The National Football League is inching closer and closer to two big events: the 2018 NFL Draft and the celebration of 100 years in the 2019 season.
This year's draft is loaded with quarterback prospects, and there is virtually unlimited conversation and speculation about where they will all land.
And the centennial anniversary of the game gives me cause to take a look back at some of the greatest players of the first 100 years, particularly at the quarterback position.
When NFL Films did a list of the league's best players ever back in 2010, Otto Graham was listed at No. 16 among the greatest players ever.
While some of the individuals evaluating this year's crop of quarterbacks may have barely any knowledge of Graham, that does not in any way diminish his accomplishments.
His nickname was "Automatic Otto," which should give one a pretty good hint of his body of work.
In the early 1940's, Graham played football and basketball at Northwestern, and he spent more time at running back than quarterback for the Wildcats.
But when he joined Paul Brown's Cleveland Browns after graduation, the Hall of Fame coach immediately announced that Graham would be his quarterback.
But before his first season with the Browns, Graham actually played a year of pro basketball with the Rochester Royals, who won the National Basketball League (forerunner of the National Basketball Association) championship in 1945-46, and Graham actually won his first pro sports ring in basketball.
To this day, Graham is the only NFL player to have won championship rings in both pro football and basketball.

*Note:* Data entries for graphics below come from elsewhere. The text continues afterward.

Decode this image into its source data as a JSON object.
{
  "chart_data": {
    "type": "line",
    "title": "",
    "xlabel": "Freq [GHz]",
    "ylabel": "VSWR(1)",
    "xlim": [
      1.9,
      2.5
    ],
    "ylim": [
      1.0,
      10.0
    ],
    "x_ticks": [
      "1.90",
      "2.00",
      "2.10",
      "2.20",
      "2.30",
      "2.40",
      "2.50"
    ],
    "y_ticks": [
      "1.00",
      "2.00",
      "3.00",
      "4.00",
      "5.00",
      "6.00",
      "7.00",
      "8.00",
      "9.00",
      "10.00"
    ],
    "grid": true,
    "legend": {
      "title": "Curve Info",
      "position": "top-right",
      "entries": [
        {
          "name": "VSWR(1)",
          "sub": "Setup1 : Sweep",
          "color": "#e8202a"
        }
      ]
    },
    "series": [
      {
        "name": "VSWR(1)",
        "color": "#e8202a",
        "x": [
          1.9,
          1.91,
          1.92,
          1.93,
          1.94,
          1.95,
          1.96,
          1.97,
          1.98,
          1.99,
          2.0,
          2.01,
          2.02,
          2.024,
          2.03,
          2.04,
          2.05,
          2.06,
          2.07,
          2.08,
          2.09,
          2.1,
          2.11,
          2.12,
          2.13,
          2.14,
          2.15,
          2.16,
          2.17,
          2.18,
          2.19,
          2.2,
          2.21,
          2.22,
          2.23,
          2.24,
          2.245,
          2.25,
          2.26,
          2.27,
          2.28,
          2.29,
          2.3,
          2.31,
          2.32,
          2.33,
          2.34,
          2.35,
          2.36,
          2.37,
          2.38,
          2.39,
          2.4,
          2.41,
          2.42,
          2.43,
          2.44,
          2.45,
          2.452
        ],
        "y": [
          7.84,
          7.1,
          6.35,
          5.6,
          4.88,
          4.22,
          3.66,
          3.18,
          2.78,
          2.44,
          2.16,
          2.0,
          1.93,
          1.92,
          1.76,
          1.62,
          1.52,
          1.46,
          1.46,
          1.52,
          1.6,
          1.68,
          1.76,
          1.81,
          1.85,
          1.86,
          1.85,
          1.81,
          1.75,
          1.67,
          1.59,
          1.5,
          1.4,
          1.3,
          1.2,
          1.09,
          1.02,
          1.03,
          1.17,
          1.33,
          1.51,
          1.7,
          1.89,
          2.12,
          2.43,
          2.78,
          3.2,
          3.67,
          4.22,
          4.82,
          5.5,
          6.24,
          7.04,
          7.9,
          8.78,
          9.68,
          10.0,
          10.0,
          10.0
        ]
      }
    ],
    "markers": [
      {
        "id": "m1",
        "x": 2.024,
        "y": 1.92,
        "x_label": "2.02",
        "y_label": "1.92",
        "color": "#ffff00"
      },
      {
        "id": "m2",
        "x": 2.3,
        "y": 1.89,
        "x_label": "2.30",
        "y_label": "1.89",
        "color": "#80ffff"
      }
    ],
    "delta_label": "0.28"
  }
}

When he reported to the Browns after the basketball season, he played 10 legendary seasons.
No legitimate list of the greatest quarterbacks of all time can be made without mention of Graham among names like Elway, Unitas, Manning, Brady, Montana, Marino and Baugh.
One of his teammates on the Browns was defensive back and future Hall of Fame coach Don Shula, who says to this day, "Otto Graham was my idol."
Shula adds, "Every season in which he played, the Browns played in the league championship game. How else do you judge a quarterback better than by championships? He won seven in ten years."
Graham was so good as a quarterback that he had a role in pro football expanding to the West Coast.
With Graham leading the Browns to championships all four years of the All-American Football Conference (a first class NFL rival league in the 1940's), Cleveland Rams owner Dan Reeves (no relation to Broncos coach Dan Reeves) concluded that his Rams, despite having just won the NFL title themselves, could not compete with Graham's Browns.
So Reeves moved his Rams to Los Angeles following a season in which they won the NFL title in Cleveland.
Graham was named to the third Hall of Fame class in 1965, but he also made his mark as a coach, mostly at the United States Coast Guard Academy and as the coach of the College All-Star Game in Chicago, in which college stars played the NFL champions each year to kick off the season.
One of my good friends in this game is Larry Pasquale, who coached in the NFL for 22 years and in college for 16 more.
Larry has his own unique Otto Graham story.
"I was a sophomore starting quarterback at the University of Bridgeport in 1960, and we had a scrimmage against the Coast Guard Academy. I was having a lot of trouble with my reads, and before the game Coach Graham approached my head coach, Bob DeSpirito, and said, 'Bob, do you mind if I give your quarterback a few tips?'"
"My coach said yes, and the next thing I knew, the other team's coach [Graham] was going over my plays with him and suggesting how I should read and attack his defense! I followed his advice and took us right down the field for a touchdown against what was an outstanding Coast Guard defense," Pasquale recalls.
It always comes down to quarterbacks, and former quarterback Pasquale eventually coached Denver Broncos Ring of Famer Frank Tripucka's son Mark at the University of Massachusetts.
So as we watch this year's draft of quarterbacks and admire the careers of so many veterans, including the Broncos' own Case Keenum, it is worth looking back for a moment at some of the all-time greats in the NFL's first 99 years of play, including Otto Graham, "Automatic Otto" of the seven-time champion Cleveland Browns.